Perhaps one reason why a Democrat is doing so well in Texas this year is that Cruz has an ability to trigger even the most faulty of bullshit detectors. Cruz became a Republican because his father was an anti-communist political refugee who worked to elect Ronald Reagan and enrolled his son in a program to memorize the Constitution. The senator’s first ever political donation was to the white supremacist Jesse Helms—not because Helms was an ardent defender of civil rights but because his unwashed bigotry made some Democrats really angry. Cruz was 10 when he made the donation; he was 42 when he bragged about it.
Cruz, a former Supreme Court litigator, is a highly intelligent United States senator who knows what words mean, and the fact that he is choosing to say things like this, rather than talking ad nauseam about Obamacare (as he once did) or touting his support for tax reform (a central Republican policy goal of the last decade) says a lot about where the race stands.
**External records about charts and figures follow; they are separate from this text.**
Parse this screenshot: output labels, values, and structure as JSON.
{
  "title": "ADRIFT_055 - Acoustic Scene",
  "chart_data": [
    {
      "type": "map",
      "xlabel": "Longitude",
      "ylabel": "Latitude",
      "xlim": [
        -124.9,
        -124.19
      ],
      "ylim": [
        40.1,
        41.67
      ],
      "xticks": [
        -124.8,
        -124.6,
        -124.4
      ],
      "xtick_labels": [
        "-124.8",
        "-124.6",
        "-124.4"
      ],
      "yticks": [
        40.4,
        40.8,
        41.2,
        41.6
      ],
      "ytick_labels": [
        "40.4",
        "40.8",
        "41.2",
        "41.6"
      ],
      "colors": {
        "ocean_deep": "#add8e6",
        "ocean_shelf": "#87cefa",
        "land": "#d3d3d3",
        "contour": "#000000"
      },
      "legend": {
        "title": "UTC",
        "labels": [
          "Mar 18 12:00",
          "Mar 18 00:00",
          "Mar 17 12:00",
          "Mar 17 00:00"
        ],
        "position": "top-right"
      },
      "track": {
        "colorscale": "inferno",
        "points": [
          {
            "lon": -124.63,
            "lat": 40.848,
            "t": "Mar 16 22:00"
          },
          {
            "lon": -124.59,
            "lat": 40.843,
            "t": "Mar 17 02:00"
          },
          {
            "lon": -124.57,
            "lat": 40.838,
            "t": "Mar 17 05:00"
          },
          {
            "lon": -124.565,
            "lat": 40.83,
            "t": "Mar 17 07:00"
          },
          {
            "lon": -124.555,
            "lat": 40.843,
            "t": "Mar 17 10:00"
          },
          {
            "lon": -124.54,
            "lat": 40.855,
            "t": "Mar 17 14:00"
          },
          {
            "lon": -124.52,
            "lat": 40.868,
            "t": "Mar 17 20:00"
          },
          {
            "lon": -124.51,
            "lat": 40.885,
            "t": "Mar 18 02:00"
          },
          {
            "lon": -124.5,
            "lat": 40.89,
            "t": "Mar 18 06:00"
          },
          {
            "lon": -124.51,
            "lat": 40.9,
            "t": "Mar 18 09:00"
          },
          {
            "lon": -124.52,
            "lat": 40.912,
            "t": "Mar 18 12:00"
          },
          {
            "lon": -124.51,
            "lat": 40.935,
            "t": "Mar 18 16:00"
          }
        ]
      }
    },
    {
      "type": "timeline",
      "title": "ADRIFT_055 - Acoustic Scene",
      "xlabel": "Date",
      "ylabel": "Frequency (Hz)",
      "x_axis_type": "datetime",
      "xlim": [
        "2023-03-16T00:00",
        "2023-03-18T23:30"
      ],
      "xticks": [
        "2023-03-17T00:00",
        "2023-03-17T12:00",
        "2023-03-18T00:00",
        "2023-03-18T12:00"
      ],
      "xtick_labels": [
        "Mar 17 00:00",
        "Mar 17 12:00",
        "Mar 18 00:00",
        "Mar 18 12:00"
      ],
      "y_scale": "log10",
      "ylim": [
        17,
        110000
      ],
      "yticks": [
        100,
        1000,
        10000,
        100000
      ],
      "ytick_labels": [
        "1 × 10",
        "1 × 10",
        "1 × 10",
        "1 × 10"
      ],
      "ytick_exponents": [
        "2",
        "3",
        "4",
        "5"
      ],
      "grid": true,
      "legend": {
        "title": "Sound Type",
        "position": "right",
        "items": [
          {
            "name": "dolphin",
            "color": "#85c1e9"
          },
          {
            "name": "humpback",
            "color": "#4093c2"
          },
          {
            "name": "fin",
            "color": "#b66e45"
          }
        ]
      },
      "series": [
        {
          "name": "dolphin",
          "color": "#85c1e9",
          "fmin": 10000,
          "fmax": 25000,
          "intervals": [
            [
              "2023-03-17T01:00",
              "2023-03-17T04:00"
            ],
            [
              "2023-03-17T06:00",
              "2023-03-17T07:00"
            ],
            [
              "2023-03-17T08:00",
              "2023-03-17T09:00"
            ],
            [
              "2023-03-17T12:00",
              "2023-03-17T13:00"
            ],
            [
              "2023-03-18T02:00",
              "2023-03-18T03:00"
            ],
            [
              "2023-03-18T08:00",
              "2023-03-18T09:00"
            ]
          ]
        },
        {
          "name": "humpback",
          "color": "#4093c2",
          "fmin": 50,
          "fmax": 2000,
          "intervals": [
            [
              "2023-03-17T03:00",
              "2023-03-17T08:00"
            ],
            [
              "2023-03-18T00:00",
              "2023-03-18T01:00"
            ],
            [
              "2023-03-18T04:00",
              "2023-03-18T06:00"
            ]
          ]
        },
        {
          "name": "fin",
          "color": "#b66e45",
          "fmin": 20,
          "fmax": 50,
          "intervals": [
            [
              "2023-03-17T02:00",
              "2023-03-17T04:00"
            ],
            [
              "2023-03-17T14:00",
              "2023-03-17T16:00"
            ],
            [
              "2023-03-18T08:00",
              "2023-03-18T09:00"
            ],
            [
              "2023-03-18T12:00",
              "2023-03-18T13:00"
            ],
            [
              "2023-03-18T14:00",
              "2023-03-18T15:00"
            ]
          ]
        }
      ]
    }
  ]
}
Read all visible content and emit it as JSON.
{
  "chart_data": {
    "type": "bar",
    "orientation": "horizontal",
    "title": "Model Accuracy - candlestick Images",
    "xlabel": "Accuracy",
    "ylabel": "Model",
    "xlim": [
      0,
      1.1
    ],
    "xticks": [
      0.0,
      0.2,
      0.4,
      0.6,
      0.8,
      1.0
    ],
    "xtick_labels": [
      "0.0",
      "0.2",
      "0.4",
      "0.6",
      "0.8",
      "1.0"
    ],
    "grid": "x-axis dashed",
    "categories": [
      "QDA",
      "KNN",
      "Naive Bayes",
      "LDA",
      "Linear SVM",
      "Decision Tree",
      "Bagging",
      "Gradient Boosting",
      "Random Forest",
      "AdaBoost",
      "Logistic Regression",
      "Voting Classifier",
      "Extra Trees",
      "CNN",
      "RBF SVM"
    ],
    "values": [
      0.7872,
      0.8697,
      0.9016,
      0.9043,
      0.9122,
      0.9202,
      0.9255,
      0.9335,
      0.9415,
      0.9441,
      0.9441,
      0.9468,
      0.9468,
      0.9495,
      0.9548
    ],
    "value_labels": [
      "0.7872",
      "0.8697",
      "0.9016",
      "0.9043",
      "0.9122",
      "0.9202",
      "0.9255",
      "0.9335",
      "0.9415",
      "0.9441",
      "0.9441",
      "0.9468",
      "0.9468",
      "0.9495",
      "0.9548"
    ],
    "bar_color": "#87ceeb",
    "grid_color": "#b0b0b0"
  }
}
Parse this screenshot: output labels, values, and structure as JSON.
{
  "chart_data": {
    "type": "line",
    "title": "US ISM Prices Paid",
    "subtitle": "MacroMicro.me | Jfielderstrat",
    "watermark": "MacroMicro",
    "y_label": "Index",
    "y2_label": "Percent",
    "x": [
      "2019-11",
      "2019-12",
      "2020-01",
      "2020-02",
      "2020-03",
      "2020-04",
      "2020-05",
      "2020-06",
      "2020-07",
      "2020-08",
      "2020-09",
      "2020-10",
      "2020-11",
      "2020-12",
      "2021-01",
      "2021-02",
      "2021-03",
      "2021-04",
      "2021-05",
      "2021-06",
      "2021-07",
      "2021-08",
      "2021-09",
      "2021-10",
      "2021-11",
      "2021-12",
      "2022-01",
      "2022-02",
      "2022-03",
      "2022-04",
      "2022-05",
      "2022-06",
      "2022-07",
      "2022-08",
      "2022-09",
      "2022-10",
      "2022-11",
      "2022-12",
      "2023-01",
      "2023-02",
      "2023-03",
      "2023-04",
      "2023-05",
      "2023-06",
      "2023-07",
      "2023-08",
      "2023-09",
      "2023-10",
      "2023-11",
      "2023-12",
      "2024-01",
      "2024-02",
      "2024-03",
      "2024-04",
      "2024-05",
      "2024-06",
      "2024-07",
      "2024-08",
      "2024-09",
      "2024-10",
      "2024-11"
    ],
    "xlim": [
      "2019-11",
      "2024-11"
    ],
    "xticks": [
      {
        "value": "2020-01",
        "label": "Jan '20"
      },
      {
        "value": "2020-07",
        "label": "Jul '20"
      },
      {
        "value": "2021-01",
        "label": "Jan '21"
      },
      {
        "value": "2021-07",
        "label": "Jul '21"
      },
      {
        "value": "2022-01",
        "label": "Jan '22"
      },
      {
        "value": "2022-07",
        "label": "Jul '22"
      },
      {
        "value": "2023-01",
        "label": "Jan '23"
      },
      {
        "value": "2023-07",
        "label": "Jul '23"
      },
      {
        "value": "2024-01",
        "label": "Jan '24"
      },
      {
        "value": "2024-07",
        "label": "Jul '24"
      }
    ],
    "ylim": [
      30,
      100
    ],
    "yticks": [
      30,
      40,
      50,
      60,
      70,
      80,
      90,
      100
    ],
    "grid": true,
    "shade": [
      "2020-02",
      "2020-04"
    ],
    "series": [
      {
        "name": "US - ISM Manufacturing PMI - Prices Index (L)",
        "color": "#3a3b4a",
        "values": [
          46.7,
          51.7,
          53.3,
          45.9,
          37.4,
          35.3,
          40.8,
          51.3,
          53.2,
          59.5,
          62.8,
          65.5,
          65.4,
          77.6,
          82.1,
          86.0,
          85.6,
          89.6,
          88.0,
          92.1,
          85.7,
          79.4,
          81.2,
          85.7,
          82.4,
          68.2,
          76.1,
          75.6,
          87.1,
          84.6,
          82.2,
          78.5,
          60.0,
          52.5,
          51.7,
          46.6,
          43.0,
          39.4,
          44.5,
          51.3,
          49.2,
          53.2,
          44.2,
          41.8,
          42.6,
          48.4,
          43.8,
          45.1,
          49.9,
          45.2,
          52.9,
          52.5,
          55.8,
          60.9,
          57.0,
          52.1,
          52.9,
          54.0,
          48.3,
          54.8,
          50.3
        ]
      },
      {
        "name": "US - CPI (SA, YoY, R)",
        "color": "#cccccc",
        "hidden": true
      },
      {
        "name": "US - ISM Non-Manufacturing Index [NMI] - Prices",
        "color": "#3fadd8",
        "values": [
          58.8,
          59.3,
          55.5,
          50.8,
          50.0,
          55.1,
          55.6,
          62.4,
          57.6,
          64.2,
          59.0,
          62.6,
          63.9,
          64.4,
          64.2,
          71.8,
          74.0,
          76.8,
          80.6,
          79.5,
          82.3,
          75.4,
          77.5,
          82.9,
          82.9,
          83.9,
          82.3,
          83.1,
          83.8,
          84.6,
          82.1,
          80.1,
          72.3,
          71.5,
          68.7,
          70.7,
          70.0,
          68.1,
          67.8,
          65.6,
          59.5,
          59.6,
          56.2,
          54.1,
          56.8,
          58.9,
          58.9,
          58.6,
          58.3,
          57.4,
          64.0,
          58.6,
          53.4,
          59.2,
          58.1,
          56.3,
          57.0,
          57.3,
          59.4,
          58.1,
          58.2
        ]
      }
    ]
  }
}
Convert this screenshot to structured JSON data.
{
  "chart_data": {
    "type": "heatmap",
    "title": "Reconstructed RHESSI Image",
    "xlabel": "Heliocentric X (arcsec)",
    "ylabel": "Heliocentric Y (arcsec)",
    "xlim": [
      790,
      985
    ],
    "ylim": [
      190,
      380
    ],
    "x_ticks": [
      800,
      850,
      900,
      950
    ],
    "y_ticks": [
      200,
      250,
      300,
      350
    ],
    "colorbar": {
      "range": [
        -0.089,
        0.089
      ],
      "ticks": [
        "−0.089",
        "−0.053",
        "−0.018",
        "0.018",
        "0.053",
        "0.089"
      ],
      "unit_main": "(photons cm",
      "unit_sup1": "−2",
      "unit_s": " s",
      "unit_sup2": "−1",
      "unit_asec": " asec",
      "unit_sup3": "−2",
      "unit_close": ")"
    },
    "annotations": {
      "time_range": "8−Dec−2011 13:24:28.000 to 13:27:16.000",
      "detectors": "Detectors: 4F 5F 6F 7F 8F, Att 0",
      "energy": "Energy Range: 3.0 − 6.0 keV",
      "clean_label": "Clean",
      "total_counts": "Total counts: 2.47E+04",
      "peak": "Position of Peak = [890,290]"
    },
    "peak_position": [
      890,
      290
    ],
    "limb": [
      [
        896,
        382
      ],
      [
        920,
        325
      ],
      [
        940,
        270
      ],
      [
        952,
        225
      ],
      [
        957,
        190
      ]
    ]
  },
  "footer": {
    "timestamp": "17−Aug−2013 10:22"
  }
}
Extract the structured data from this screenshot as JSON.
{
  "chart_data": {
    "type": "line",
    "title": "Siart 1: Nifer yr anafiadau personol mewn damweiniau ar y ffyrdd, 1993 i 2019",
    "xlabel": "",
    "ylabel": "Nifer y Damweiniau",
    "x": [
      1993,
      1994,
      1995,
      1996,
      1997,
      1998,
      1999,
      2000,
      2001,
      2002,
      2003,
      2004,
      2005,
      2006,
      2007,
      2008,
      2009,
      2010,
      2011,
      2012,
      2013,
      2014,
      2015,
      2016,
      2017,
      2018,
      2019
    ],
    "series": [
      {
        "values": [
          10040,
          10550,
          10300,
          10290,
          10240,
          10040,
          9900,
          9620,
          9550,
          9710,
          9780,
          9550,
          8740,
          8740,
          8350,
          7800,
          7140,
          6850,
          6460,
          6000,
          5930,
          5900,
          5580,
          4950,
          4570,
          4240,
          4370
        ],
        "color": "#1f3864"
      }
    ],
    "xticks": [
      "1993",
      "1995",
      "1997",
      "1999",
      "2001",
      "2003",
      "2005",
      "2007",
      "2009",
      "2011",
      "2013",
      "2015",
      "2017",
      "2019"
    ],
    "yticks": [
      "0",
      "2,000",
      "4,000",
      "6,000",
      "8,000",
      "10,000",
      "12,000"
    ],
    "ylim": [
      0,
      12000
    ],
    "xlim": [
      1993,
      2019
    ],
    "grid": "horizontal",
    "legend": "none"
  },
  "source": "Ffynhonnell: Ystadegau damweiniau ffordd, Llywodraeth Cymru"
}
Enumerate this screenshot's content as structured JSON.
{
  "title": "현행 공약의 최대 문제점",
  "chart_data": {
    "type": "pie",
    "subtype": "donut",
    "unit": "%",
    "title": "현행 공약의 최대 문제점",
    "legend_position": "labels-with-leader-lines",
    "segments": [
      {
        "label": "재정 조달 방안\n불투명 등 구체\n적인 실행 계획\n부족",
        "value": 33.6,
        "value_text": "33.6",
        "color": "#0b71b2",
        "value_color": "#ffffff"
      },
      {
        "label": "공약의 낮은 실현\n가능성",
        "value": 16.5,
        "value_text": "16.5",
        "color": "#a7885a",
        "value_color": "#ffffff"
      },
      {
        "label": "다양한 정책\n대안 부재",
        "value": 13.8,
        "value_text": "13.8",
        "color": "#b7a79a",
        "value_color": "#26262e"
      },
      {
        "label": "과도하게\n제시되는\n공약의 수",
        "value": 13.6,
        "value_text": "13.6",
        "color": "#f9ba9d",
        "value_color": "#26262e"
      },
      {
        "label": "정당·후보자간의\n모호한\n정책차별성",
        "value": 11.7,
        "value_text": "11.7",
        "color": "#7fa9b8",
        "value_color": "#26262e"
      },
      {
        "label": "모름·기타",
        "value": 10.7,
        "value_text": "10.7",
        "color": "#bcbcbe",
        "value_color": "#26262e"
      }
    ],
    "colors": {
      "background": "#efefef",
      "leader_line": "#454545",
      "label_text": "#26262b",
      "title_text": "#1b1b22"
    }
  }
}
But it says even more than that.
Friday’s exchange on criminal justice reform, and the statements that triggered it, offers perhaps the single clearest distillation of what has happened to the two major parties since the rise of Trump. On the Left, the resurgence of white nationalism and the collapse of Democratic governance have forced a rhetorical and ideological sharpening. The anxiety and frustration of the moment has placed a new urgency on describing the world in the clearest terms possible—historically, culturally, economically, racially, and loudly—and responding to those conditions with new solutions. When O’Rourke describes the criminal justice system as “the new Jim Crow,” he is channeling most immediately the writer Michelle Alexander, the author of the book by exactly that name. More broadly, he is articulating the sentiments of rank-and-file voters and non-voters, and of a vigorous intellectual conversation on the Left. O’Rourke’s comments in Dallas about Botham Jean, at Prairie View about Jim Crow, and in Houston about Kaepernick, are all a reflection of this moment.
The right is not in the midst of an awakening. Trumpism has left little room for self-examination or growth. Instead, the former intellectual titan of the insurgent right is insisting that Blue Lives Matter about a woman who invaded her neighbor’s home and shot him dead.